Baca Juga
Kondisi pengerjaan proyek Pembangunan Jembatan Miji—Tropodo, Kamis (27/10/2016).
Kota MOJOKERTO — (harianbuana.com).
Standart keselamatan proyek Pembangunan Jembatan Miji—Tropodo, Kota Mojokerto senilai Rp. 845.9655.000,- disorot Dewan. Pasalnya, pekerjaan CV. Temayang Poera itu dinilai mengabaikan keselamatan nyawa warga sekitar dan pengguna jalan Raya Tropodo serta ada kecenderungan merusak lingkungan setempat. Bahkan, rekanan Dinas Pekerjaan Umum (DPU) itu tampak membiarkan begitu saja bibir tanggul yang telah dikeruk, sedang bagian atas tanggul bekas kerukan yang bersentuhan langsung dengan jalan raya hanya ditutup terpal.
Tak hanya itu saja, pihak kontraktor pelaksana proyek Pembangunan Jembatan Miji—Tropodo ini juga membongkar sejumlah taman milik Pemerintah setempat. Aneh dan ironis sekali, di satu sisi Pemkot menggelontorkan APBD hingga ratusan juta rupiah untuk pembuatan ataupun perbaikan taman, sementara ruang terbuka hijau yang sudah tertata disini, dirusak dengan begitu saja.

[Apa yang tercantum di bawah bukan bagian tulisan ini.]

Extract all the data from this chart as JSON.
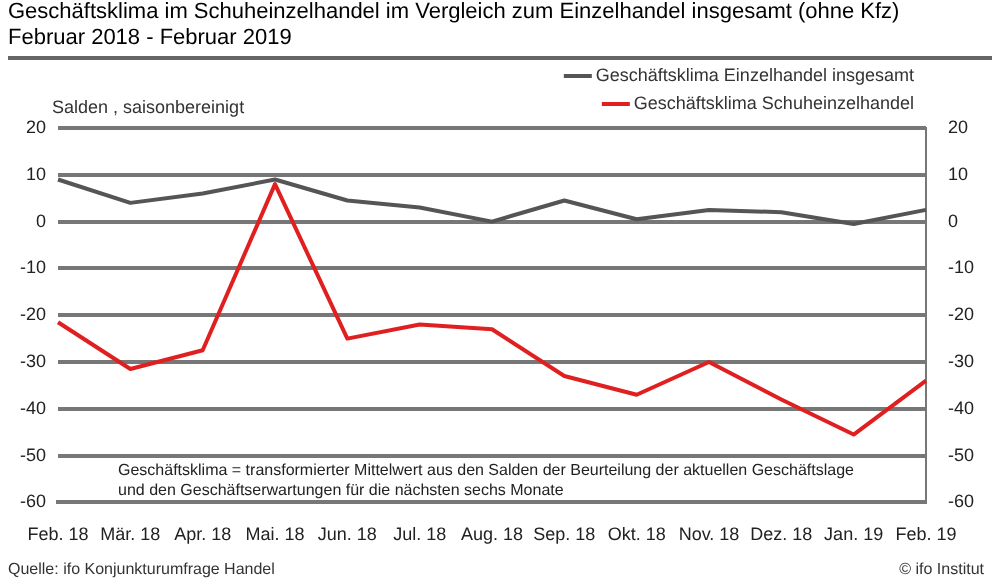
{
  "chart_data": {
    "type": "line",
    "title": "Geschäftsklima im Schuheinzelhandel im Vergleich zum Einzelhandel insgesamt (ohne Kfz)",
    "subtitle": "Februar 2018 -  Februar 2019",
    "ylabel": "Salden , saisonbereinigt",
    "categories": [
      "Feb. 18",
      "Mär. 18",
      "Apr. 18",
      "Mai. 18",
      "Jun. 18",
      "Jul. 18",
      "Aug. 18",
      "Sep. 18",
      "Okt. 18",
      "Nov. 18",
      "Dez. 18",
      "Jan. 19",
      "Feb. 19"
    ],
    "series": [
      {
        "name": "Geschäftsklima Einzelhandel insgesamt",
        "color": "#555555",
        "values": [
          9,
          4,
          6,
          9,
          4.5,
          3,
          0,
          4.5,
          0.5,
          2.5,
          2,
          -0.5,
          2.5
        ]
      },
      {
        "name": "Geschäftsklima Schuheinzelhandel",
        "color": "#e02020",
        "values": [
          -21.5,
          -31.5,
          -27.5,
          8,
          -25,
          -22,
          -23,
          -33,
          -37,
          -30,
          -38,
          -45.5,
          -34
        ]
      }
    ],
    "ylim": [
      -60,
      20
    ],
    "yticks": [
      -60,
      -50,
      -40,
      -30,
      -20,
      -10,
      0,
      10,
      20
    ],
    "y2lim": [
      -60,
      20
    ],
    "y2ticks": [
      -60,
      -50,
      -40,
      -30,
      -20,
      -10,
      0,
      10,
      20
    ],
    "grid": "y",
    "legend": "top right",
    "marker": "none",
    "line_style": "solid",
    "annotations": [
      "Geschäftsklima = transformierter Mittelwert aus den Salden der Beurteilung der aktuellen Geschäftslage und den Geschäftserwartungen für die nächsten sechs Monate",
      "Quelle: ifo Konjunkturumfrage Handel",
      "© ifo Institut"
    ]
  }
}
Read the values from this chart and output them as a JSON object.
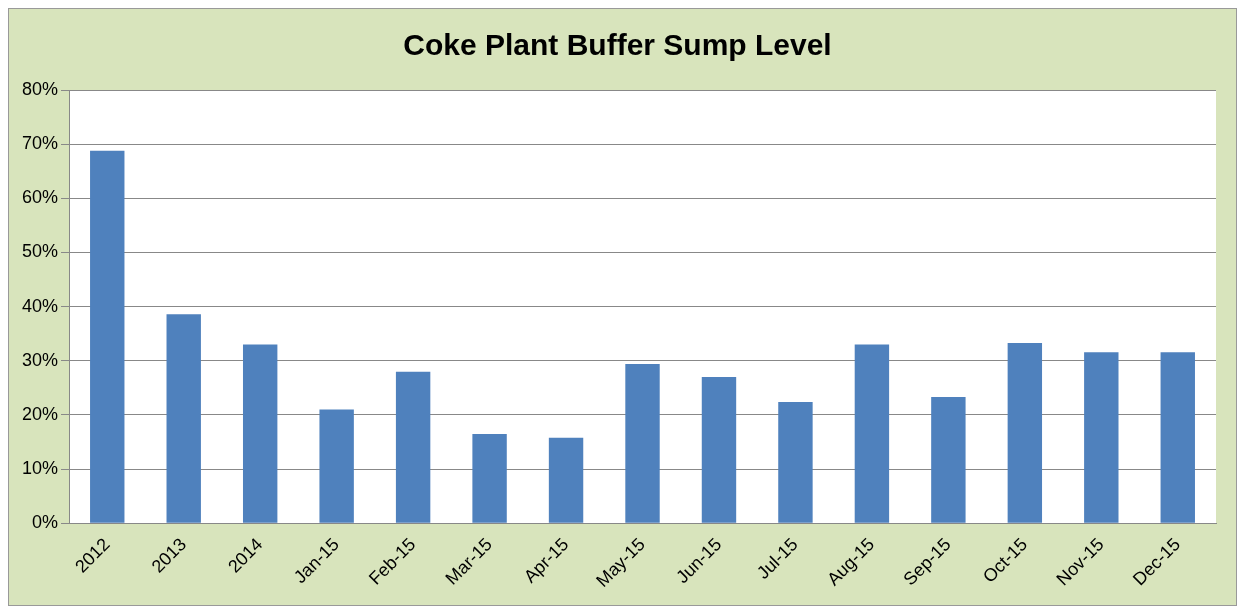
{
  "chart_data": {
    "type": "bar",
    "title": "Coke Plant Buffer Sump Level",
    "categories": [
      "2012",
      "2013",
      "2014",
      "Jan-15",
      "Feb-15",
      "Mar-15",
      "Apr-15",
      "May-15",
      "Jun-15",
      "Jul-15",
      "Aug-15",
      "Sep-15",
      "Oct-15",
      "Nov-15",
      "Dec-15"
    ],
    "values": [
      68.8,
      38.6,
      33,
      21,
      28,
      16.5,
      15.8,
      29.4,
      27,
      22.4,
      33,
      23.3,
      33.3,
      31.6,
      31.6
    ],
    "color": "#4f81bd",
    "ylim": [
      0,
      80
    ],
    "yticks": [
      {
        "value": 0,
        "label": "0%"
      },
      {
        "value": 10,
        "label": "10%"
      },
      {
        "value": 20,
        "label": "20%"
      },
      {
        "value": 30,
        "label": "30%"
      },
      {
        "value": 40,
        "label": "40%"
      },
      {
        "value": 50,
        "label": "50%"
      },
      {
        "value": 60,
        "label": "60%"
      },
      {
        "value": 70,
        "label": "70%"
      },
      {
        "value": 80,
        "label": "80%"
      }
    ],
    "grid": "y",
    "legend": false
  }
}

Seorang warga biasa saja, bisa menilai jika pengerjaan proyek tersebut sembrono. Ini menunjukkan, bahwa fungsi perencanaan dan pengawasan yang sangat lemah. "Pembongkaran tanggul sungai Sadar dikala musim penghujan seperti ini, sangat membahayakan keselamatan warga sekitar dan pengguna jalan. Sungai ini rawan banjir dan sering menggenangi pemukiman warga Kelurahan Miji dan Lingkungan Tropodo. Apalagi sekarang ini tanggulnya dibongkar tanpa ada penahan tanggul sementara baik dikawasan Miji dan ruas Tropodo", ujar Ulil Amri warga Lingkungan Meri Kelurahan Meri, Rabu (27/10/2016).
Ulil berharap, pembongkaran tanggul ini dimusyawaeahkan dahulu dengan warga sekitar. Sehingga dampak lingkungan seperti banjir dan longsor dapat diantisipasi sedini mungkin. "Harusnya dimusyawarahkan dulu. Jangan asal bongkar seperti ini, ini ngawur namanya. Kalau dimusyawarahan dengan warga, minimal kalau banjir warga bisa berkemas sejak awal", sindirnya.
Menurut Ulil, jika diamatinya jumlah pekerjanya sangat minim. Yang mana, hal itu tentunya bakal berpengaruh terhadap waktu penyelesaian proyek ini. Sementara, sesuai peringatan BMKG curah hujan tertinggi terjadi pada bulan Oktober ini hingga Pebruari tahun depan. Yang mana, hal tersebut bisa berakibat fatal. "Dengan jumlah yang minim, tentunya pengerjaannya memakan waktu lama. Mestinya, Pemkot memperhatikan peringatan BMKG. Kalau prakiraan BMKG kejadian, bisa berakibat fatal pada warga", pungkasnya.
Sementara itu, anggota Komisi II DPRD Kota Mojokerto, Yunus Suprayitno meminta agar rekanan Pemkot tak main-main dengan pekerjaannya. "Unsur keselamatan warga sekitar termasuk pengguna jalan jangan diabaikan. Kalau pengerukan tanggul itu tidak menggunakan penahan apapun, jelas itu membahayakan jiwa. Iya kalau sungai kecil didepan rumah saya. Ini sungai yang tergolong besar dan bisa menyebabkan banjir", sorotnya.